20. The assessee has raised an additional ground reading as under :
“The assessee submits that the education cess and secondary and higher education cess amounting to Rs.18,97,751/- may kindly be allowed as a deduction while computing the total income of the assessee.”
21. The Hon’ble Supreme Court in National Thermal Power Company Ltd. Vs. CIT (1998) 229 ITR 383 (SC) has observed that “the purpose of the assessment proceedings before the taxing authorities is to assess correctly the tax liability of an assessee in accordance with law. If, for example, as a result of a judicial decision given while the appeal is pending before the Tribunal, it is found that a non-taxable item is taxed or a permissible deduction is denied, we do not see any reason why the assessee should be prevented from raising that question before the tribunal for the first time, so long as the relevant facts are on record in respect of that item”. Answering the question posed before it in affirmative, their Lordships held that on the facts found by the authorities below, if a question of law arises (though not raised before the authorities) which has bearing on the tax liability of the assessee, the Tribunal has jurisdiction to examine the same. Having gone through the subject matter of the additional ground taken by the assessee, it is discernible that the additional ground raises a pure question of law. We, therefore, admit the additional ground and espouse it for disposal on merits.

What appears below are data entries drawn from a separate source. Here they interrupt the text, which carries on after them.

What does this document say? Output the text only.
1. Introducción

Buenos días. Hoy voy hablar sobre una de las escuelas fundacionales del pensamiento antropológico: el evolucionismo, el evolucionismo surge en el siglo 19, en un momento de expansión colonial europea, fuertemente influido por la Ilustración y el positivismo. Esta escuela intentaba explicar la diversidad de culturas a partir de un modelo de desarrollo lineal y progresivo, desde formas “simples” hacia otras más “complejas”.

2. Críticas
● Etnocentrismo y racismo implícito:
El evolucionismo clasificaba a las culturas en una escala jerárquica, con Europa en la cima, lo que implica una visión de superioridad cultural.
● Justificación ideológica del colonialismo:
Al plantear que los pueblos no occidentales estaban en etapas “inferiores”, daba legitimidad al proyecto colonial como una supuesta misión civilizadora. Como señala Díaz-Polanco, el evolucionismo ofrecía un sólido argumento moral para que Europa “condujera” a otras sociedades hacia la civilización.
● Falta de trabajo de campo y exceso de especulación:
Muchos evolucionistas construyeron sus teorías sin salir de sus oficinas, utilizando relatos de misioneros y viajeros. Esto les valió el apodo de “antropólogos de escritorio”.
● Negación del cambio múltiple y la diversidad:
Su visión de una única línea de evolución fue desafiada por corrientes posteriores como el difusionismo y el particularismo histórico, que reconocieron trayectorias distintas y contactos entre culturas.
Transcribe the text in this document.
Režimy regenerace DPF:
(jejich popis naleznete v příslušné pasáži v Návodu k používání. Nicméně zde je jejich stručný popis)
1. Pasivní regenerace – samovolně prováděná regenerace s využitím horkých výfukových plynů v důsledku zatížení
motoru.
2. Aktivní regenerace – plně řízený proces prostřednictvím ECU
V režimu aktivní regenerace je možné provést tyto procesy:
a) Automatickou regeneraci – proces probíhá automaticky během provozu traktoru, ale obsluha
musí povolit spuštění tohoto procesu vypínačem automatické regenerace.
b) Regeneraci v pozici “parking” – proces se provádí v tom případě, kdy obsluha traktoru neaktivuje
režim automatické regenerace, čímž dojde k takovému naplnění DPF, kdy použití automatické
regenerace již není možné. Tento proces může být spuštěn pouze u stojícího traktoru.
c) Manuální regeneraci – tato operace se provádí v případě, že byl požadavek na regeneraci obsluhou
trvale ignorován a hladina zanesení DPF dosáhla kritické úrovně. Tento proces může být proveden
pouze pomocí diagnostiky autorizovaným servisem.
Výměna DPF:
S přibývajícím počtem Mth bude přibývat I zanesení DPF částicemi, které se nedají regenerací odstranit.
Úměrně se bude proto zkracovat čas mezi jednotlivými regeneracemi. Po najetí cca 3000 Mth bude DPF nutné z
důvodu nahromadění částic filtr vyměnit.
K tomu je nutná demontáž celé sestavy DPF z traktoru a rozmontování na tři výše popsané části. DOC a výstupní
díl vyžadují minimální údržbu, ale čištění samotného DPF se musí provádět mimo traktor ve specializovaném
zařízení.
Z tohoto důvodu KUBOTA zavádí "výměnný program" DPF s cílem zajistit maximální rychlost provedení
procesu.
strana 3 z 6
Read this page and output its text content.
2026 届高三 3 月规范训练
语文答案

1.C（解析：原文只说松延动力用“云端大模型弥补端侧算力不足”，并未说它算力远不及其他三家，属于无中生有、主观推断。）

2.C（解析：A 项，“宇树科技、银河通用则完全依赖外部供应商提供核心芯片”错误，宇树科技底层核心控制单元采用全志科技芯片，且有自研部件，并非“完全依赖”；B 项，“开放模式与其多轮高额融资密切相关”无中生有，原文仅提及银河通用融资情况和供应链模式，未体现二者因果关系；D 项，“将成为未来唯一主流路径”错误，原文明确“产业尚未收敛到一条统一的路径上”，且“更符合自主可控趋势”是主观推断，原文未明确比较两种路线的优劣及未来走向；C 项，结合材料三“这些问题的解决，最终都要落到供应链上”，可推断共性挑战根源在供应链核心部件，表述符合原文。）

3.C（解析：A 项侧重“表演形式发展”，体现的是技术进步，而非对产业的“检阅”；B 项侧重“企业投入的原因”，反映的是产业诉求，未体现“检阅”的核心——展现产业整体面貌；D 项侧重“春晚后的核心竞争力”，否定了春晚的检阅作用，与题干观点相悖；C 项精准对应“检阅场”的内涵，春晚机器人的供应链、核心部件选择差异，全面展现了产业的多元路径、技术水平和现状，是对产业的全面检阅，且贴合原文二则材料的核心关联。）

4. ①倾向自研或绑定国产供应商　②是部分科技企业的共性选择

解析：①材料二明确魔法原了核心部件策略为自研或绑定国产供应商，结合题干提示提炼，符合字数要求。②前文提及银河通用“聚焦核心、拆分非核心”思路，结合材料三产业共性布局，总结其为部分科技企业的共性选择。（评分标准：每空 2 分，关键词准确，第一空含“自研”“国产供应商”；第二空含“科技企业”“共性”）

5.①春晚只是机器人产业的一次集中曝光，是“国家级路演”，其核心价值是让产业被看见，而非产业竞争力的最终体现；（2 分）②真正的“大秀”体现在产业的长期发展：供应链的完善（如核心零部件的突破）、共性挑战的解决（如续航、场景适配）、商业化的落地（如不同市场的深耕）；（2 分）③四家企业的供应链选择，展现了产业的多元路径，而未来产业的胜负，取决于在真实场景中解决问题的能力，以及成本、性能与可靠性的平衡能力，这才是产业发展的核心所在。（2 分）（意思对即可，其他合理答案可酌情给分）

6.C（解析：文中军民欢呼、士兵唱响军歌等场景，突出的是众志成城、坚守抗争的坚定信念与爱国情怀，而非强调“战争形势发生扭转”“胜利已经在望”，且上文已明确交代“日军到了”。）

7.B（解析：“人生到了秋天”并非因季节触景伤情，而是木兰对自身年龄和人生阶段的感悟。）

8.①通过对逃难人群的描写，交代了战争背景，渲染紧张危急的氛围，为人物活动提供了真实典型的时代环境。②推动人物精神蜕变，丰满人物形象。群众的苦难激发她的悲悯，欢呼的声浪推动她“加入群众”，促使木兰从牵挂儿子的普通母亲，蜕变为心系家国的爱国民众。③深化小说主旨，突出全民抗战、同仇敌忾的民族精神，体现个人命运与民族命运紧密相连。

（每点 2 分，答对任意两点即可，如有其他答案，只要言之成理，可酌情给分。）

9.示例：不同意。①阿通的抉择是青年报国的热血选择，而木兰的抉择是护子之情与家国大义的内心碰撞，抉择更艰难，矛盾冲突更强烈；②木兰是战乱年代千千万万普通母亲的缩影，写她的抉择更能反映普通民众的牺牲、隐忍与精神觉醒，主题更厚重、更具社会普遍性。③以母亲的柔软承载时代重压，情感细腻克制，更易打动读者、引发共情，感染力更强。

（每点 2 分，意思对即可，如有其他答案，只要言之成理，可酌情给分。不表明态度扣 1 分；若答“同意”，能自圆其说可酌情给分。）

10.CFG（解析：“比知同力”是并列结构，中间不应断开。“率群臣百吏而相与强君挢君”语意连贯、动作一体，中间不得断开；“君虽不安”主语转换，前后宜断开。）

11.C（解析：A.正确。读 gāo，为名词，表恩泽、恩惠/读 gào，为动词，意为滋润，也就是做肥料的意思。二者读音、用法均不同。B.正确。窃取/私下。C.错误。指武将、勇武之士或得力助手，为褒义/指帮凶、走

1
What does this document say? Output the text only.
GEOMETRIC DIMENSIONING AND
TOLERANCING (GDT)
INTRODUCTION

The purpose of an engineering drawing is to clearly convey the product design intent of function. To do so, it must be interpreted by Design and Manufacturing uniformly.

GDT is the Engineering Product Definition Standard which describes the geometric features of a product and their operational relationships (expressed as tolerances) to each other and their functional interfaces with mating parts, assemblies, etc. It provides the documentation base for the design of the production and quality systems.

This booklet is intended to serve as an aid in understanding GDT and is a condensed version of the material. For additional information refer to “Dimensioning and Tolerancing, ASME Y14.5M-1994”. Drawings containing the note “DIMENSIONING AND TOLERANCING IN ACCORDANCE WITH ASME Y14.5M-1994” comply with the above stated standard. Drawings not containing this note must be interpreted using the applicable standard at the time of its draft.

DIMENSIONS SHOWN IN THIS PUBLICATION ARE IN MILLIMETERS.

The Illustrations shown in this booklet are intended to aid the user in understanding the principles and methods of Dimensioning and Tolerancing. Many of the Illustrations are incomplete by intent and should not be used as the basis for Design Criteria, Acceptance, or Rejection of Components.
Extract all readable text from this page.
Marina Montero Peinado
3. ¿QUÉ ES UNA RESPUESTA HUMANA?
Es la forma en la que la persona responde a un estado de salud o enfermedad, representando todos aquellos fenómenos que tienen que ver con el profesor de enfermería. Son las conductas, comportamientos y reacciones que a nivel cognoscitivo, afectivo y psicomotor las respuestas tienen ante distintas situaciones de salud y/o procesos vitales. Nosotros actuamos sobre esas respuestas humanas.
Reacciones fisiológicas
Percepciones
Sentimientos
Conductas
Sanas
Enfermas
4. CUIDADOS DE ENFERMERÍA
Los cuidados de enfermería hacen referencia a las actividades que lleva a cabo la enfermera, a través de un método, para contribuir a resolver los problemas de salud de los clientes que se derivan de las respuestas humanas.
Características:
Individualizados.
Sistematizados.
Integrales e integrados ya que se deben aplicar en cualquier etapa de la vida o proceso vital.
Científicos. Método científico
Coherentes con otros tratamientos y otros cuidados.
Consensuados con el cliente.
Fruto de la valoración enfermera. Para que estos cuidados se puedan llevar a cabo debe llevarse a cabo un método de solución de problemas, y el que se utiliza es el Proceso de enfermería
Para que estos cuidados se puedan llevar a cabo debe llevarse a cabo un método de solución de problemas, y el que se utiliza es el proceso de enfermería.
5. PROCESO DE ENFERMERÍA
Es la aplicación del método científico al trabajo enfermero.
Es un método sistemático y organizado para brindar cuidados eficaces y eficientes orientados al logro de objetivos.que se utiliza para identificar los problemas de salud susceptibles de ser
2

22. We find that the issue raised through the additional ground is no more res integra in view of the judgment of Hon’ble jurisdictional High Court in Sesa Goa Lt. Vs. JCIT (2020) 423 ITR 426 (Bom.) in which it has been held that Education Cess is not disallowable expenditure u/s.40(a)(ii) of the Act. Similar view has earlier been taken by the Hon’ble Rajasthan High Court in Chambal Fertilisers and Chemicals Ltd. and Another Vs. JCIT (2018) 102 CCH 0202 (Raj-HC). As correctness of the amount has not been disputed by the ld. DR, we direct to allow deduction for such an amount.
23. In the result, the appeal of the assessee is partly allowed and that of the Revenue is partly allowed for statistical purposes.
Order pronounced in the Open Court on 08th December, 2020.